Woodfibre’s satisfied buyer, BP, would be the same colossal fossil that has been loudly touting its low-carbon credentials, declaring a five-year sprint to deploy 20 gigawatts of renewables and cutting its oil and gas exploration team from 700 staff to 100. None of that activity has stopped two major investment houses in London, UK from blacklisting BP for fear of stranded asset risk, or a UK critic from branding the US$70 billion in fossil investments embedded in the company’s carbon reduction plan a “suicide note to humanity”.
Woodfibre spokesperson Rebecca Scott told CP the company is trying to sign contracts for the remaining 29% of the 2.1-million-tonne annual capacity of the project, but doesn’t require those to go ahead with construction, which is expected to take about four years.
She said Woodfibre LNG is currently undergoing final engineering work while attempting to amend its environmental permit to allow floating accommodation for up to 600 workers during construction.
Scott said housing workers on barges is being considered after consultations with the community, as a partial solution to the high prices and low availability of housing on land near the site, a former pulp and paper mill located halfway between Vancouver and Whistler.

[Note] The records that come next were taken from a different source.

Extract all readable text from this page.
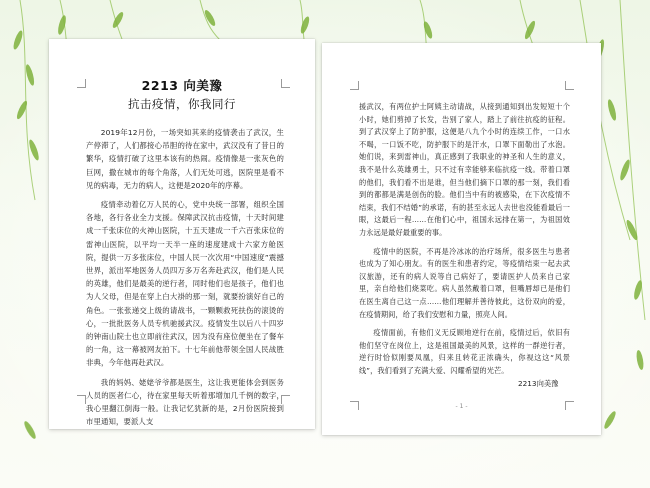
2213 向美豫
抗击疫情，你我同行

2019年12月份，一场突如其来的疫情袭击了武汉，生产停滞了，人们都接心吊胆的待在家中，武汉没有了昔日的繁华，疫情打破了这里本该有的热闹。疫情像是一张灰色的巨网，撒在城市的每个角落，人们无处可逃，医院里是看不见的病毒，无力的病人，这便是2020年的序幕。

疫情牵动着亿万人民的心，党中央统一部署，组织全国各地，各行各业全力支援。保障武汉抗击疫情，十天时间建成一千张床位的火神山医院，十五天建成一千六百张床位的雷神山医院，以平均一天半一座的速度建成十六家方舱医院，提供一万多张床位，中国人民一次次用“中国速度”震撼世界，派出军地医务人员四万多万名奔赴武汉，他们是人民的英雄，他们是最美的逆行者，同时他们也是孩子，他们也为人父母，但是在穿上白大褂的那一刻，就要扮演好自己的角色。一张张递交上级的请战书，一颗颗救死扶伤的滚烫的心，一批批医务人员专机驰援武汉。疫情发生以后八十四岁的钟南山院士也立即前往武汉，因为没有座位便坐在了餐车的一角，这一幕被网友拍下。十七年前他带领全国人民战胜非典，今年他再赴武汉。

我的妈妈、姥姥爷爷都是医生，这让我更能体会到医务人员的医者仁心，待在家里每天听着那增加几千例的数字，我心里翻江倒海一般。让我记忆犹新的是，2月份医院接到市里通知，要派人支

援武汉，有两位护士阿姨主动请战，从接到通知到出发短短十个小时，她们剪掉了长发，告别了家人，踏上了前往抗疫的征程。到了武汉穿上了防护服，这便是八九个小时的连续工作，一口水不喝，一口饭不吃，防护服下的是汗水，口罩下面勒出了水泡。她们说，来到雷神山，真正感到了我职业的神圣和人生的意义，我不是什么英雄勇士，只不过有幸能够来临抗疫一线。带着口罩的他们，我们看不出是谁，但当他们摘下口罩的那一刻，我们看到的都都是满是创伤的脸。他们当中有的被感染，在下次疫情不结束，我们不结婚”的承诺，有的甚至永远人去世也没能看最后一眼，这最后一程……在他们心中，祖国永远排在第一，为祖国效力永远是最好最重要的事。

疫情中的医院，不再是冷冰冰的治疗场所，很多医生与患者也成为了知心朋友。有的医生和患者约定，等疫情结束一起去武汉旅游，还有的病人说等自己病好了，要请医护人员来自己家里，亲自给他们烧菜吃。病人虽然戴着口罩，但嘴唇却已是他们在医生离自己这一点……他们理解并善待彼此，这份双向的爱，在疫情期间，给了我们安慰和力量，照亮人间。

疫情面前，有他们义无反顾地逆行在前，疫情过后，依旧有他们坚守在岗位上，这是祖国最美的风景，这样的一群逆行者，逆行时恰似刚要凤凰，归来且转花正浓确头，你视这这“风景线”，我们看到了充满大爱、闪耀希望的光芒。

2213向美豫
- 1 -
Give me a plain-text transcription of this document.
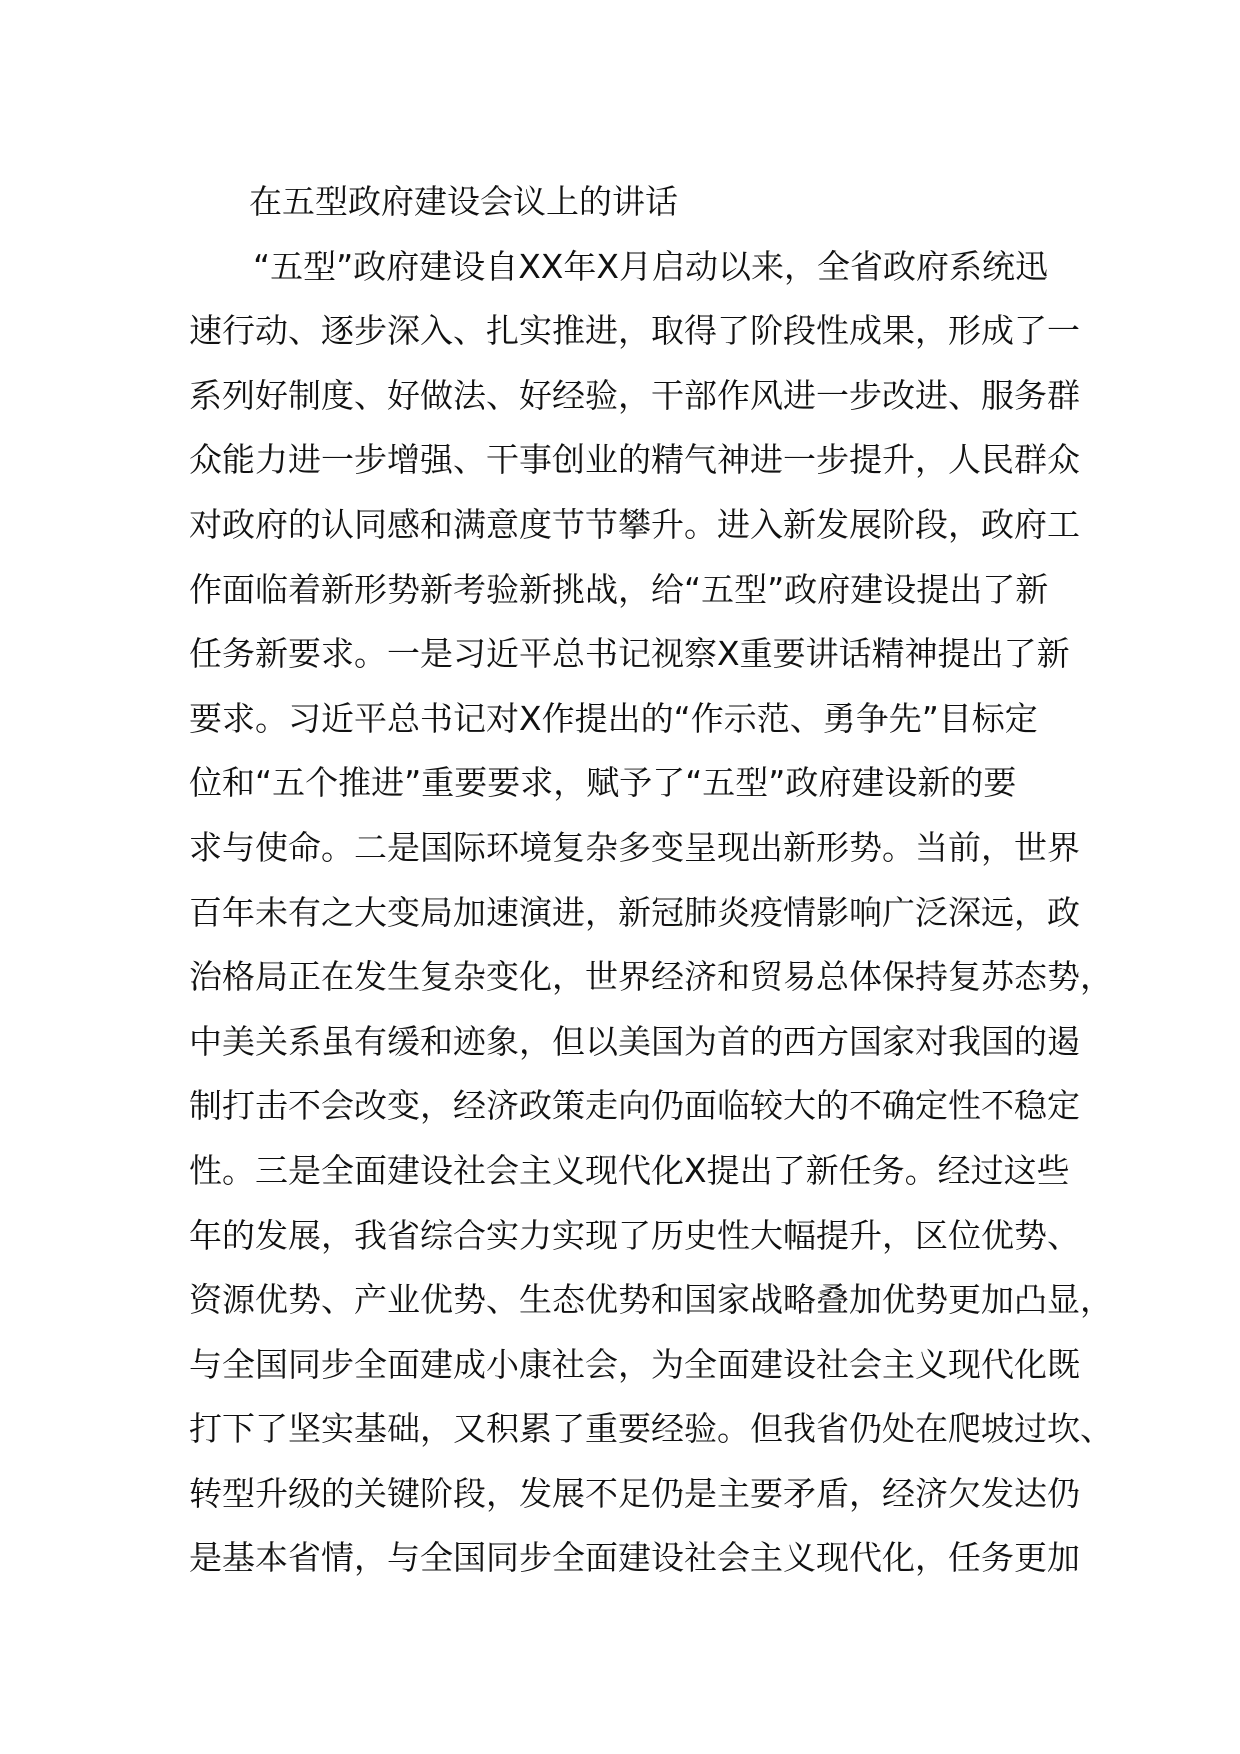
在五型政府建设会议上的讲话
“五型”政府建设自XX年X月启动以来，全省政府系统迅
速行动、逐步深入、扎实推进，取得了阶段性成果，形成了一
系列好制度、好做法、好经验，干部作风进一步改进、服务群
众能力进一步增强、干事创业的精气神进一步提升，人民群众
对政府的认同感和满意度节节攀升。进入新发展阶段，政府工
作面临着新形势新考验新挑战，给“五型”政府建设提出了新
任务新要求。一是习近平总书记视察X重要讲话精神提出了新
要求。习近平总书记对X作提出的“作示范、勇争先”目标定
位和“五个推进”重要要求，赋予了“五型”政府建设新的要
求与使命。二是国际环境复杂多变呈现出新形势。当前，世界
百年未有之大变局加速演进，新冠肺炎疫情影响广泛深远，政
治格局正在发生复杂变化，世界经济和贸易总体保持复苏态势，
中美关系虽有缓和迹象，但以美国为首的西方国家对我国的遏
制打击不会改变，经济政策走向仍面临较大的不确定性不稳定
性。三是全面建设社会主义现代化X提出了新任务。经过这些
年的发展，我省综合实力实现了历史性大幅提升，区位优势、
资源优势、产业优势、生态优势和国家战略叠加优势更加凸显，
与全国同步全面建成小康社会，为全面建设社会主义现代化既
打下了坚实基础，又积累了重要经验。但我省仍处在爬坡过坎、
转型升级的关键阶段，发展不足仍是主要矛盾，经济欠发达仍
是基本省情，与全国同步全面建设社会主义现代化，任务更加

“Forward-looking companies like BP are turning to projects like ours for sustainable, stable gas that will supply a clean energy mix,” said Pacific Oil & Gas President Ratnesh Bedi in a release.
“We look forward to working with BPGM to deliver Canadian natural gas from one of the lowest carbon footprint LNG facilities in the world, and help advance the climate goals of growing economies as they phase away from coal, lower their emissions, and meet net-zero targets.”
[Bedi may have missed the memo from the International Energy Agency spotlighting methane emissions and gas flaring as the potential gaps in his messaging.—Ed.]
Work on the LNG project was delayed more than a year ago after the main engineering, procurement and construction contractor, McDermott, filed for Chapter 11 bankruptcy protection in the United States, and because of delays in procuring components in Asia during the pandemic. McDermott has since emerged from the court process to continue its contract with Woodfibre, Scott said.